Alpert also contends, though, that education has been affected. Quoting Alpert once again:
Learning involves discomfort. Students encounter arguments they dislike and evidence that challenges deeply held beliefs. Those experiences are central to education. A student who never learns to tolerate intellectual discomfort is unlikely to become an intellectually confident adult.
Yet many institutions struggle to distinguish between discomfort and harm. Students are often encouraged to view emotional distress as evidence that something is wrong with the environment rather than a normal part of intellectual growth. The result is a generation that has become highly fluent in the language of mental health while often becoming less comfortable with the uncertainty and discomfort that serious learning requires.
In other words, anything an educator says that challenges their preconceived notions of the world is not just wrong, but dangerous.
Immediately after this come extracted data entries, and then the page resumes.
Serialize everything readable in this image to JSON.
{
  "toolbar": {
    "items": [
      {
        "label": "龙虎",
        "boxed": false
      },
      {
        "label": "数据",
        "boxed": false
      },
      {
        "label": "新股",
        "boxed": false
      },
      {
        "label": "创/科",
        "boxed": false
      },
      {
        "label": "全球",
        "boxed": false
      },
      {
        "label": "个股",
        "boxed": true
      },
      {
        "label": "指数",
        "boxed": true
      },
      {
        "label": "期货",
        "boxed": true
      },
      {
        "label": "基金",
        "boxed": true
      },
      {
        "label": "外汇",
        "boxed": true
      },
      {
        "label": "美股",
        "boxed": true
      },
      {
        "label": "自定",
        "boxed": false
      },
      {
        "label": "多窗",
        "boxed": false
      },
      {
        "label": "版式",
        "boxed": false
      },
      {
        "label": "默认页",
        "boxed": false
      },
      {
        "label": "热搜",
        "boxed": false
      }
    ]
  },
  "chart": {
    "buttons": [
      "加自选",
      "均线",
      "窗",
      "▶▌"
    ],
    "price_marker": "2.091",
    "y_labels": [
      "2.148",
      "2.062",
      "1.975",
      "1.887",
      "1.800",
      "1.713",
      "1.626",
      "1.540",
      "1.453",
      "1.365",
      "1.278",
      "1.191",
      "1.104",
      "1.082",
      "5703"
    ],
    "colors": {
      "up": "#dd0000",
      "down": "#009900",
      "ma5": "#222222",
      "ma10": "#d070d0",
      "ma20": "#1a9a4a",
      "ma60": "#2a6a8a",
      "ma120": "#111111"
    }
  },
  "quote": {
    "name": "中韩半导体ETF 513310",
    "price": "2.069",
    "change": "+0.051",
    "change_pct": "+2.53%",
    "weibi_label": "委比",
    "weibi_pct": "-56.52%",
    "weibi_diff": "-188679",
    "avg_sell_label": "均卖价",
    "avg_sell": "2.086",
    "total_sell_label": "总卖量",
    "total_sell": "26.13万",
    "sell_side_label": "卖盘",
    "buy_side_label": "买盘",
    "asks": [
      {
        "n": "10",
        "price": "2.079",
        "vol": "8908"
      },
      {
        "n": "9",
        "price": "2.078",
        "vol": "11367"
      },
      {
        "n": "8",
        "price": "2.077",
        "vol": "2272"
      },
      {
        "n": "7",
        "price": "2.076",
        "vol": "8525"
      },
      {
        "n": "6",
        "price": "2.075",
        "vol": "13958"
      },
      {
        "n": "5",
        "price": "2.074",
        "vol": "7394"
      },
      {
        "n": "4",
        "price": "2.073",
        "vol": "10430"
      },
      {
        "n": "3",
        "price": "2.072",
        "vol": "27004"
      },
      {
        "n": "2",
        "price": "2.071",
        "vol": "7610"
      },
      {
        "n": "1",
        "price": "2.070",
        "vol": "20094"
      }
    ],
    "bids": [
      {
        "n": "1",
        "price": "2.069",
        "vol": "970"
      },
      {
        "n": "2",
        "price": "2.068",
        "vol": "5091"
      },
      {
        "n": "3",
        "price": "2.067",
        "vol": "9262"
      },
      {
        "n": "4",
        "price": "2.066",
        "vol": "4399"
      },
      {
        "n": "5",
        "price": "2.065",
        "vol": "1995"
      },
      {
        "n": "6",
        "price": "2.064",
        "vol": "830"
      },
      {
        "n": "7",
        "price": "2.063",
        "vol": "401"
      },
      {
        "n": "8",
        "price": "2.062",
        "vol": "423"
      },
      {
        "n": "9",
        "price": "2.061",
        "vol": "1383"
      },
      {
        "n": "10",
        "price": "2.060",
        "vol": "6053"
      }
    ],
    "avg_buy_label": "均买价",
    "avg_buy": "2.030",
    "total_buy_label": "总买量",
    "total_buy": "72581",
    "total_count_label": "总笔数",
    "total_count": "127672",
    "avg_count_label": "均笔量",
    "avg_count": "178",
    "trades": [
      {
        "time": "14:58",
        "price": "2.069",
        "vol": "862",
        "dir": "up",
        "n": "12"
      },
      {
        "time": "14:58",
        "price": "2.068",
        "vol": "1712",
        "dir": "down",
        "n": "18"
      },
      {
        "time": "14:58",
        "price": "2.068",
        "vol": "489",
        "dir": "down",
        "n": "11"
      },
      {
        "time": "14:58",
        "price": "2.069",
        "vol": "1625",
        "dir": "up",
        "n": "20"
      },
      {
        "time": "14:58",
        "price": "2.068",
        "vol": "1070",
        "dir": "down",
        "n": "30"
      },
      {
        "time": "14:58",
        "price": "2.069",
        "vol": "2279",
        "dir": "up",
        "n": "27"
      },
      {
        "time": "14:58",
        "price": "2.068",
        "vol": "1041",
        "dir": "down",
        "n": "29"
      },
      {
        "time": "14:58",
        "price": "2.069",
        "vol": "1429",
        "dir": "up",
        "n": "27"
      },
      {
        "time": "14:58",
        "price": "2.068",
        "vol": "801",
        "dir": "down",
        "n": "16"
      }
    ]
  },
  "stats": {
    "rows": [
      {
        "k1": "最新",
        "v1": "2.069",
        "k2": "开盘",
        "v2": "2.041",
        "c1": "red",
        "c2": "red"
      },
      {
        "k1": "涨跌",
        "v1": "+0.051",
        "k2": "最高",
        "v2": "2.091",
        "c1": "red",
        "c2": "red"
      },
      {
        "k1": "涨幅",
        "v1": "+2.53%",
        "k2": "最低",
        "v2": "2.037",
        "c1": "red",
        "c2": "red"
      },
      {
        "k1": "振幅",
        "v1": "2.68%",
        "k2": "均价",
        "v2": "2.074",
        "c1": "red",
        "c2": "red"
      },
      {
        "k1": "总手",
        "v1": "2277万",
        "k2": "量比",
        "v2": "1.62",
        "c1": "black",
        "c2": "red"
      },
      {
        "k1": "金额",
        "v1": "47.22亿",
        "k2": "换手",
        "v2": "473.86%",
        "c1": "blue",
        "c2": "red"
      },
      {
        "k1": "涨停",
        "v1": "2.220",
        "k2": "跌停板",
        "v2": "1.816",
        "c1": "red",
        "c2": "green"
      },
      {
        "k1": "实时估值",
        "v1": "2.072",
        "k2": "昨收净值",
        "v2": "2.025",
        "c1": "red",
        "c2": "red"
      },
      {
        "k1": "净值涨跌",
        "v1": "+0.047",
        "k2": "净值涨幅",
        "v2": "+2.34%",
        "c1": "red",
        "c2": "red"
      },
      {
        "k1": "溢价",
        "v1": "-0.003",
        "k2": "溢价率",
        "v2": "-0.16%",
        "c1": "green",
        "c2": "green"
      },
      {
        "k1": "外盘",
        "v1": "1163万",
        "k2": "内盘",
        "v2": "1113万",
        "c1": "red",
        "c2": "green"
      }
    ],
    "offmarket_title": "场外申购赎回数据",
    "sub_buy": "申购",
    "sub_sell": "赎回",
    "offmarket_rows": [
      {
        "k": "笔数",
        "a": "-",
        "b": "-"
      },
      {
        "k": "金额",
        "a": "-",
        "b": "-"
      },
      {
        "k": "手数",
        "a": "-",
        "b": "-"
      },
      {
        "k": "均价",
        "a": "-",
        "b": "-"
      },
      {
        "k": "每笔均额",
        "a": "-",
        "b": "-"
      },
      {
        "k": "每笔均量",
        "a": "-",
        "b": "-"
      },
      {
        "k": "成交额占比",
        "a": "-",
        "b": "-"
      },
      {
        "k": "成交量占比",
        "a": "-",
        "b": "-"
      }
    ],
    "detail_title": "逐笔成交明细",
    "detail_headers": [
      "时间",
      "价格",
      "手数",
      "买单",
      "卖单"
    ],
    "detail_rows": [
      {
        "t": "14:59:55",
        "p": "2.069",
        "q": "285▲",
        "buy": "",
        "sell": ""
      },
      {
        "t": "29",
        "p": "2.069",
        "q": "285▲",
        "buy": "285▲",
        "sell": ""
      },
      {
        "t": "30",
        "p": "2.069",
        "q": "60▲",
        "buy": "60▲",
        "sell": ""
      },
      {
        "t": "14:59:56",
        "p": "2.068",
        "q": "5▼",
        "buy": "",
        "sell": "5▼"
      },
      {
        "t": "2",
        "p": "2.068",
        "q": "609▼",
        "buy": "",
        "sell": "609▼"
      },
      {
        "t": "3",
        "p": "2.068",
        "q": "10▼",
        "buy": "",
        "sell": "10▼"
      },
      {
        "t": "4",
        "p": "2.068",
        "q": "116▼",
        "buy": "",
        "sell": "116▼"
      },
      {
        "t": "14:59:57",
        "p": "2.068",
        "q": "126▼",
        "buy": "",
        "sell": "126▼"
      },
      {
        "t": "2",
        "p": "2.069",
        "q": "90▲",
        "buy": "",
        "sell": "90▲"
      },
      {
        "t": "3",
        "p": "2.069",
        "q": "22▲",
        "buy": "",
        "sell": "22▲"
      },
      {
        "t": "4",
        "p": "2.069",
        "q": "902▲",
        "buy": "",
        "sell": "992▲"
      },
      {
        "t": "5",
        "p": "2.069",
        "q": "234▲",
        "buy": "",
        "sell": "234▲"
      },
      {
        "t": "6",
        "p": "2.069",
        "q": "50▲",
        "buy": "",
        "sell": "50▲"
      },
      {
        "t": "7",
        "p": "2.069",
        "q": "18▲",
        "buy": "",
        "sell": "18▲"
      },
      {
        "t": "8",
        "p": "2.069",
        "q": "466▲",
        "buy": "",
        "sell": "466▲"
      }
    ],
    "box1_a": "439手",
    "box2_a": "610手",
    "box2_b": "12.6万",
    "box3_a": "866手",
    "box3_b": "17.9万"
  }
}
Because of that, teachers who believe in the old ways either learn to go with the flow and avoid topics that may offend or simply leave the profession to those who are considered more politically correct, thereby buttressing these students’ worldview.
In a school setting, this lack of maturity also makes things personal for those who haven’t been forced to deal with the small adversities, such as failing a test or not making a basketball team, once larger setbacks arise. But that’s not the way things are supposed to work — otherwise, we would constantly be at each other’s throats for the slightest offense, with the biggest problem obviously being the willingness to escalate directly to violence in order to settle the perceived score. Karmelo Anthony was a perfect example.
Yet for all the rhetoric Alpert put forth in his bid to promote his book, there’s one important ingredient missing: faith. Data suggests that those who are religious and active in their faith are less likely to suffer depression, and on a personal level, I can vouch for that because I became more religious in middle age. It’s changed my outlook on life and the everyday.
With the encouraging trend among Generation Z of becoming more religious than their parents, perhaps the trend line Alpert worries about may self-correct over time. Maybe we can find a balance between the stoicism of the Silent Generation and the dependence on dopamine hits from social media interaction that plagues our youth.
As my colleague Roger Helle often says, it’s something to pray about.